The Michigan Bureau of Elections has recommended that Republican congressional candidates Paul Junge and state Sen. Tom Barrett should make the ballot, rejecting challenges filed against their nominating petitions.

In reports dated Monday, the bureau said both U.S. House candidates running in competitive swing districts had submitted enough valid signatures to meet the threshold of 1,000 signatures required for congressional candidates.

Junge is aiming to take on U.S. Rep. Dan Kildee, D-Flint Township, in the new 8th District this fall, and Barrett is targeting Rep. Elissa Slotkin, D-Holly, in the new 7th District. 

The bureau also recommended for the ballot former state Rep. Shanelle Jackson of Detroit, who is running for the Democratic nomination in the new 12th District against Rep. Rashida Tlaib, D-Detroit, determining that she had enough valid signatures. 

But the bureau concluded that two GOP candidates, Jake Hagg in the 7th and Gabriella Manolache in the 3rd District, are not eligible for the ballot because they had not submitted enough valid signatures. 

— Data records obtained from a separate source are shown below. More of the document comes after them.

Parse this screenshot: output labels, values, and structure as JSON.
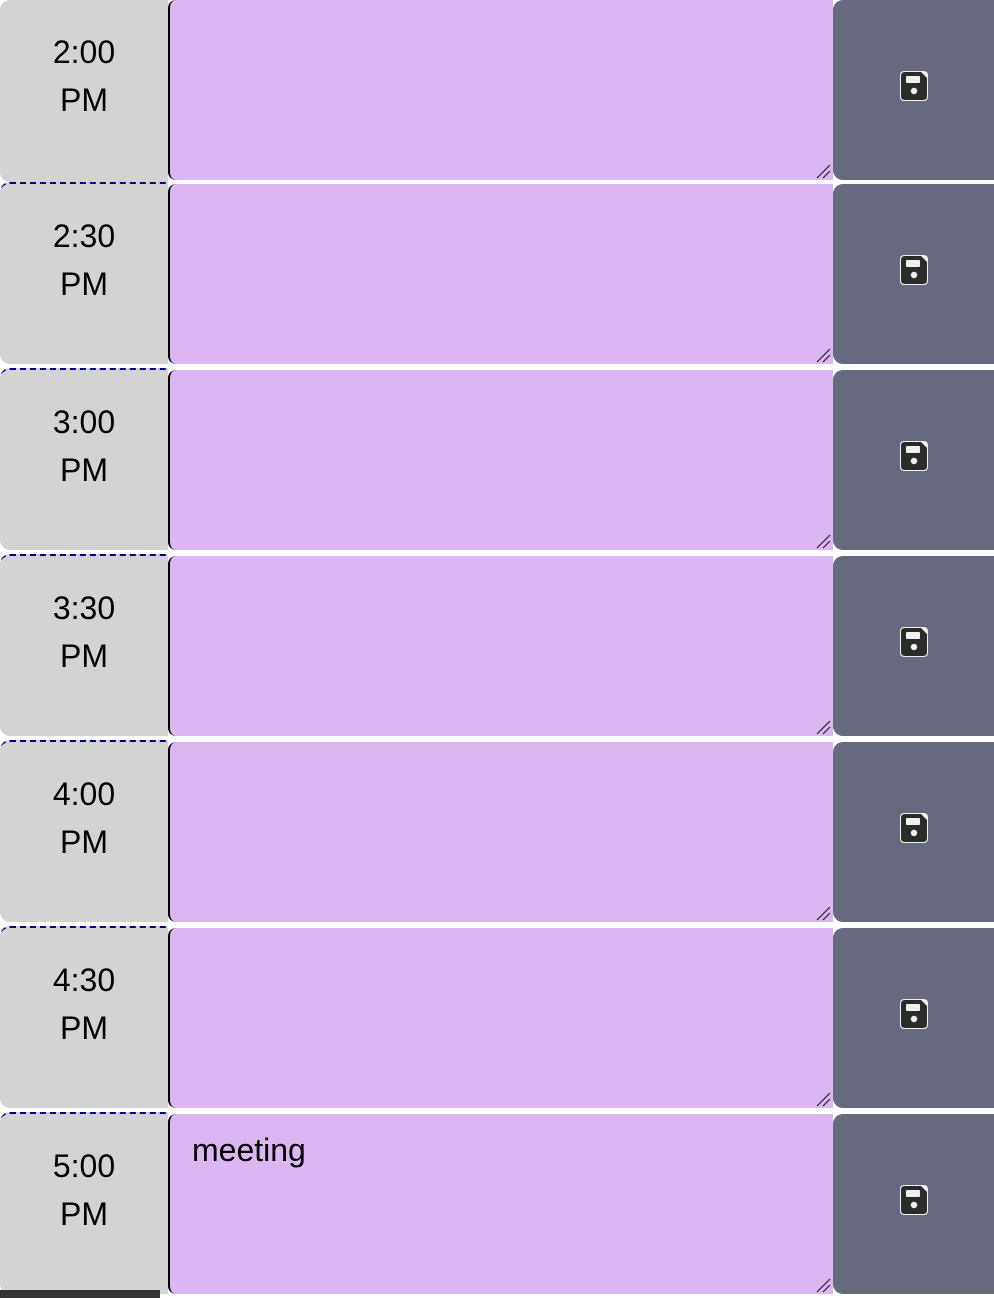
{
  "time_blocks": [
    {
      "hour_line1": "2:00",
      "hour_line2": "PM",
      "description": ""
    },
    {
      "hour_line1": "2:30",
      "hour_line2": "PM",
      "description": ""
    },
    {
      "hour_line1": "3:00",
      "hour_line2": "PM",
      "description": ""
    },
    {
      "hour_line1": "3:30",
      "hour_line2": "PM",
      "description": ""
    },
    {
      "hour_line1": "4:00",
      "hour_line2": "PM",
      "description": ""
    },
    {
      "hour_line1": "4:30",
      "hour_line2": "PM",
      "description": ""
    },
    {
      "hour_line1": "5:00",
      "hour_line2": "PM",
      "description": "meeting"
    }
  ],
  "icons": {
    "save": "save-icon"
  },
  "colors": {
    "hour_bg": "#d3d3d3",
    "future_bg": "#dab6f2",
    "save_bg": "#676a7f",
    "separator": "#000080"
  }
}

The bureau found that 476 signatures filed by Hagg were invalid, largely due to jurisdiction errors, and 948 were valid. A review by elections bureau staff found that Manolache’s petition sheets had 276 invalid signatures and 966 facially valid signatures, dropping her below the required 1,000 signatures. 

The Elections Bureau also found Democrat Joseph Alfonso who filed in the new 4th District aiming to challenge U.S. Rep. Bill Huizenga, R-Holland, submitted too few valid signatures. Alfonso submitted 959 valid signatures and 68 invalid ones, according to the report.

The Board of State Canvassers, which is split evenly between Democrats and Republicans, is expected to consider the bureau's recommendations when it meets Thursday. 

A signature gatherer and member of the Genesee County Republican Party Executive Committee had filed the challenge against Junge in late April, alleging he did not collect enough valid voter signatures to qualify for the ballot and that a contractor for his campaign tried to buy signatures from a petition circulator for a GOP opponent.

Junge told The Detroit News at the time that the challenge was "frivolous" and the allegations "totally false."

Junge is facing off in the GOP primary in Michigan's new 8th District against Matthew Seely of Davison and businesswoman Candice Miller, who is not related to the former U.S. Rep. Candice Miller. The winner will face Kildee in November.

Slotkin's campaign had filed the challenge against Barrett last month, arguing that he improperly listed two separate municipalities for his address in the headers of circulated petitions, both Charlotte and Carmel Township. Her campaign said that the defect should render all of his submitted petition sheets invalid.

The Bureau of Elections recommended that the canvassers reject Slotkin's challenge because the jurisdiction entries are both correct, and the addition of Barrett's ZIP code also does not render the petition invalid.

"The addition of both does not render the petition heading invalid where both are correct," the report states. "Additionally, while voters signing the petition are only required to list one jurisdiction, there is no such requirement for candidates."

The Michigan Secretary of State last week rejected a challenge to retired Macomb County Circuit Judge Carl Marlinga, who is running for U.S. House in Michigan's new 10th District.

A GOP had challenge argued he was ineligible because the state constitution bars judges from running for non-judicial office for a year after leaving the bench; the Secretary of State's office determined that provision doesn't apply to federal candidates.


Staff writers Craig Mauger and Riley Beggin contributed.